Today I am asking myself to just breathe. To inhale and
exhale as much as I can. To steady my breath through the many different
directions I find myself pulled in. To slow my brain down so I can hear the
thoughts rushing through it. So I can filter what I need and what I don’t
rather than trying to process the barrage of thoughts bombarding through my
mind.
And so this morning I sat for a while and stared out the
window. Allowing my breathing to ease. My thoughts to slow down. My pressure to
noramlise. Until I felt a peace flow through me as the Universe and
every atom and cell in my body told me I can only do what I can. I can only be
who I am. I can only give what I am capable of giving. And then I continued to sit for a
while. In silence. Allowing the wisdom of the All Knowing to wash over me. Through
me. Centering me. Focusing me. Once again. Reconnecting me back to the Source.
And then I exhaled. A long and reflecting exhale because I
understood and felt the abundance and
fortune in my life. All the doors that have opened , are opening and will
continue to open for me when I practice gratitude for all that I am. Was and
ever will be. For stopping and reflecting on the beautiful place I live in. The
glorious weather my home has been experiencing over the last few days. The
peace and serenity of nature for us at the moment.
Forcing me to question what in the world is it that I have to
be ungrateful for or stressed about when the people in Oklahoma have been grieving the
loss of their sense of security from the massive tornado that ripped through
one of their cities. Destroying people’s livelihoods, families and sense of
belonging.
Forcing me to question further what in the world do I have to
worry about when I have brothers and sisters in Oklahoma who have nothing now.
Whose very sense of being has been shaken to the core by the wrath of Mother
Nature. All while I have been basking in the glory of Mother Nature. Making me realize
just how fortunate we are here in Bermuda. Just how fortunate I am to be here.
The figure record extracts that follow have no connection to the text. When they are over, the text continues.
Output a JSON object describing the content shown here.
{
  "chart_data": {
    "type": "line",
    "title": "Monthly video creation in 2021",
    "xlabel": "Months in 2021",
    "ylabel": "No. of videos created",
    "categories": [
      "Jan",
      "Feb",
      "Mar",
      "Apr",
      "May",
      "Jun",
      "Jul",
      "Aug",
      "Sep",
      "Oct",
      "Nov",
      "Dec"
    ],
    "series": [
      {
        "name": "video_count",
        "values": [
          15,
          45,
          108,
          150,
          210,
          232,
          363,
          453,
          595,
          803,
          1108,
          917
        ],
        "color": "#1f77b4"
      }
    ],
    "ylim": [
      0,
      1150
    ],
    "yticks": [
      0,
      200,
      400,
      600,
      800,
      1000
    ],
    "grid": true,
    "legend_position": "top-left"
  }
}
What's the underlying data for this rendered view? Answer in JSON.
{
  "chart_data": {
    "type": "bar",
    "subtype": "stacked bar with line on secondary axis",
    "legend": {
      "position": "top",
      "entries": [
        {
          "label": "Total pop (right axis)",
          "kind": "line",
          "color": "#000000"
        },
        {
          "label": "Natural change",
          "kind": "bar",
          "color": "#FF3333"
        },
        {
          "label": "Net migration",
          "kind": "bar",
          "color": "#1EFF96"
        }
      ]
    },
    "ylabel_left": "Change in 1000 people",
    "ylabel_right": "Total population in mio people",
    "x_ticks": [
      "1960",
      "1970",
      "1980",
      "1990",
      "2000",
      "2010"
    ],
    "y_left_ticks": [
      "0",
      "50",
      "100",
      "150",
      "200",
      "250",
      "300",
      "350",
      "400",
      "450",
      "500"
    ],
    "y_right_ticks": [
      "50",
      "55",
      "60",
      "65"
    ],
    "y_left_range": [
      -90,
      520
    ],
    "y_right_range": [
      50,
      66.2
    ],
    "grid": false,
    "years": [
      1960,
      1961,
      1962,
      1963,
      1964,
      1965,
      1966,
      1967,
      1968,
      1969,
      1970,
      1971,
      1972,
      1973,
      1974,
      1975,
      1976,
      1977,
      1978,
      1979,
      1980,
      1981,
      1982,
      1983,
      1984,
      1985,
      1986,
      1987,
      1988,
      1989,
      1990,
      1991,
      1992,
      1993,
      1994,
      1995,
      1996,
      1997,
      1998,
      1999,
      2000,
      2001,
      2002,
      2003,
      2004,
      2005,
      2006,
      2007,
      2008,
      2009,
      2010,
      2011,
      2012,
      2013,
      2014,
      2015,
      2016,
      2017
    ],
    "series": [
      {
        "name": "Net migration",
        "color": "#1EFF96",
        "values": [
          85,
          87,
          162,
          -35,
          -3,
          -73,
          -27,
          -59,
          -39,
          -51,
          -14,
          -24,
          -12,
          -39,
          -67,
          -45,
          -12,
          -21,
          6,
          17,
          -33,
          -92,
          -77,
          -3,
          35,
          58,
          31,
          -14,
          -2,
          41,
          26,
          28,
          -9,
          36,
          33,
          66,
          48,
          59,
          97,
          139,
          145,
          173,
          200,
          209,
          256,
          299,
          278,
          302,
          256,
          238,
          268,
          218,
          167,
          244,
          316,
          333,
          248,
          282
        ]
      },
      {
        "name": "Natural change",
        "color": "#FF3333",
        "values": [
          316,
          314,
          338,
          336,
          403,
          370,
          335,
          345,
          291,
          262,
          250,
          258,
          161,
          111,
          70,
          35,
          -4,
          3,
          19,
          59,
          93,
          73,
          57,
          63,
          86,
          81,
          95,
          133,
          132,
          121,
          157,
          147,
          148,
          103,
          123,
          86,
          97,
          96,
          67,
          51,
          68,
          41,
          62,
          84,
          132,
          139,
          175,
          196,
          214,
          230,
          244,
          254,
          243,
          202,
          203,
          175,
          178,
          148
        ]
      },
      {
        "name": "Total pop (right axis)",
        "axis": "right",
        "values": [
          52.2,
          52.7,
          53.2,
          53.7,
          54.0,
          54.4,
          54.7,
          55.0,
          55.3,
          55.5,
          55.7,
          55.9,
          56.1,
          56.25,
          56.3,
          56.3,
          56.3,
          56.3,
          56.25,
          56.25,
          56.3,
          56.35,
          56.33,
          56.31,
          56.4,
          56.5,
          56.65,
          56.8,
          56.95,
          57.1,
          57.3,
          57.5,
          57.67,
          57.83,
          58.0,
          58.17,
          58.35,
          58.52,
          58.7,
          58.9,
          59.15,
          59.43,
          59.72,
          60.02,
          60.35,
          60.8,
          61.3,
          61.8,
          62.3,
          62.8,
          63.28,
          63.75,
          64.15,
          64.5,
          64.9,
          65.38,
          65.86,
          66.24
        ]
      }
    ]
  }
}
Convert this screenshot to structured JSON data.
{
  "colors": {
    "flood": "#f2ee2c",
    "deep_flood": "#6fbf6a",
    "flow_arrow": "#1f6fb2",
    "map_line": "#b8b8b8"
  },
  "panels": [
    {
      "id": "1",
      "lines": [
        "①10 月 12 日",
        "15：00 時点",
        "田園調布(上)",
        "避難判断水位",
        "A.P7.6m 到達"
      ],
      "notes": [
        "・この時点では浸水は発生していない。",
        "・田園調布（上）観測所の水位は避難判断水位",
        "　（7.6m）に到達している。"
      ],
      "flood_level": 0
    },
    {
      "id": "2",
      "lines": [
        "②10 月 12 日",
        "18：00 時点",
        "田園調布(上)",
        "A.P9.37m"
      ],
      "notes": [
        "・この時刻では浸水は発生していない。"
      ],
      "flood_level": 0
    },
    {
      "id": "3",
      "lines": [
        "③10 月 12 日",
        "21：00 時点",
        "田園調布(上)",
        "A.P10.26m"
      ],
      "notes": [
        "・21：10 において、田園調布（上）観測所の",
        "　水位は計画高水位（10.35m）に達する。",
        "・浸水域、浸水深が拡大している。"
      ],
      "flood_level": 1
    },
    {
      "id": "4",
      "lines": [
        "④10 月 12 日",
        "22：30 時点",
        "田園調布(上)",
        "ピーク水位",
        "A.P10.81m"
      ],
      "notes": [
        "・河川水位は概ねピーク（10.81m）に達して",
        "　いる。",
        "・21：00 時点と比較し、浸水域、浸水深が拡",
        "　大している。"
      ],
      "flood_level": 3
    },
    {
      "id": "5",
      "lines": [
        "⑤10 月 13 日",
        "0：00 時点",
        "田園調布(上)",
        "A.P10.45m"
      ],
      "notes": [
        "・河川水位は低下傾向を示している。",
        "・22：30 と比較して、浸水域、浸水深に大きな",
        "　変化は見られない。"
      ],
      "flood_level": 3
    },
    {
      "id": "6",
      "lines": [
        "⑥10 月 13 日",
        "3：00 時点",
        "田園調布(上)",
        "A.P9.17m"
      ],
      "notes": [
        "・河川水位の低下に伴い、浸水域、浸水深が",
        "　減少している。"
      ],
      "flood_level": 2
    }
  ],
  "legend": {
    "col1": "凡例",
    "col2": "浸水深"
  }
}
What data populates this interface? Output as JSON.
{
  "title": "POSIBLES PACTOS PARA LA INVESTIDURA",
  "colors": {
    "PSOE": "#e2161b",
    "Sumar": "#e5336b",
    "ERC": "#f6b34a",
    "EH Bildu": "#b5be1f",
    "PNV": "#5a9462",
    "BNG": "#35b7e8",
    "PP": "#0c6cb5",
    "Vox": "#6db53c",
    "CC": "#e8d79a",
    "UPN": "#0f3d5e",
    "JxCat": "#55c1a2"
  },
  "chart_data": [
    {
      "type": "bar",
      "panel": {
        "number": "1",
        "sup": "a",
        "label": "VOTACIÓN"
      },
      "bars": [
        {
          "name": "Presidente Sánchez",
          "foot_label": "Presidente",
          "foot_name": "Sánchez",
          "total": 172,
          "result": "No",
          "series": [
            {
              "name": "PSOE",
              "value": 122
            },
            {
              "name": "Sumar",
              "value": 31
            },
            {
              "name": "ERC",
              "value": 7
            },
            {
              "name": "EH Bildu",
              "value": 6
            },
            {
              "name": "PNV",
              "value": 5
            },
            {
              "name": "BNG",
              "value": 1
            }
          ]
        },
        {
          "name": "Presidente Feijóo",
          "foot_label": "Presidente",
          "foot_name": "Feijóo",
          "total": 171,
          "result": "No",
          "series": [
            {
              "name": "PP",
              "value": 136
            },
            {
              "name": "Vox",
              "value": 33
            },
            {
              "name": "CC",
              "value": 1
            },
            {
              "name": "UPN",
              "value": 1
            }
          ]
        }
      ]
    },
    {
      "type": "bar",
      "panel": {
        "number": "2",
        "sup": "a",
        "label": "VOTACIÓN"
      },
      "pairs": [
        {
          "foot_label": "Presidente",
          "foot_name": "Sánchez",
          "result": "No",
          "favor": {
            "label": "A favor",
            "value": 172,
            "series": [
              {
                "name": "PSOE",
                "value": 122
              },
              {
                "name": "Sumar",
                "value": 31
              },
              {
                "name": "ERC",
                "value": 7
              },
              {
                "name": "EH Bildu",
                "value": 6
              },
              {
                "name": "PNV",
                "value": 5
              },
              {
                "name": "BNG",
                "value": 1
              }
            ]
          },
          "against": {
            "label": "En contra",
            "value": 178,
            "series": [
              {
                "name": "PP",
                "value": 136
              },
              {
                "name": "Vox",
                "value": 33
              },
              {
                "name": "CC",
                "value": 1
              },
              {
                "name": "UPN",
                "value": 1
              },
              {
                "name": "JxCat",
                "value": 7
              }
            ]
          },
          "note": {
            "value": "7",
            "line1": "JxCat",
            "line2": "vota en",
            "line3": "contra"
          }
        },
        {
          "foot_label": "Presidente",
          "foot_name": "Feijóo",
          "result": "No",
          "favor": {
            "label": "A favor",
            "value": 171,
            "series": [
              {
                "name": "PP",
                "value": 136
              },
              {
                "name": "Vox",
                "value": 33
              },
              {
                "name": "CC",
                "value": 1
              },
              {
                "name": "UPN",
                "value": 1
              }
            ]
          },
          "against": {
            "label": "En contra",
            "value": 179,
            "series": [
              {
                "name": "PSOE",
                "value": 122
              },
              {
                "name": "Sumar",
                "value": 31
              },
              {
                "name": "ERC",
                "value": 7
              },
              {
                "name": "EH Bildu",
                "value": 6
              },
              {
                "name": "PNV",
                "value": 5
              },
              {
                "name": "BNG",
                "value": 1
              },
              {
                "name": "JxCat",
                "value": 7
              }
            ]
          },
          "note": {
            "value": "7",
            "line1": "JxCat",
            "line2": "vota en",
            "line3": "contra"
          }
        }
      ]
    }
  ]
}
So to feel like the world is on top of me because of choices
I have made when there are so many people suffering around the world. So many
people whose lives have been changed forever. I felt guilty for my feelings of
lack.
So I stared out the
window some more. At the start of another glorious day. At the opportunity for
me to go out into the world with a sense of purpose and gratitude. With my mind, heart, body and soul full. Knowing even in the midst of stress and worry, if I remember all that I have to
be grateful for, if I remember to inhale deeply and exhale slowly, if I
remember to look outside at the beauty of where I am, I will know I can deal
with anything because I am a reflection of the environment I am in. I am a co-creator of my experience and it is up to me to deal with where I find myself
from the deepest place of gratitude.
And so I am. And so I will. I am going out today from a
place of gratitude rather than attitude. And I am also sending love and light
out to all my brothers and sisters, no matter where they may be, who are experiencing
hardship, strife and destruction. Hoping they will once again find their place
of gratitude too.
Remembering always to stop in the midst of turmoil and to look around me, to inhale and exhale so I can find that place of gratitude always present and waiting for me to return. Centering me. Focusing me on the now. The present moment. Remembering everything is relative to our individual experiences in life when we slow down and listen. Listen to the voice and wisdom of the All Knowing.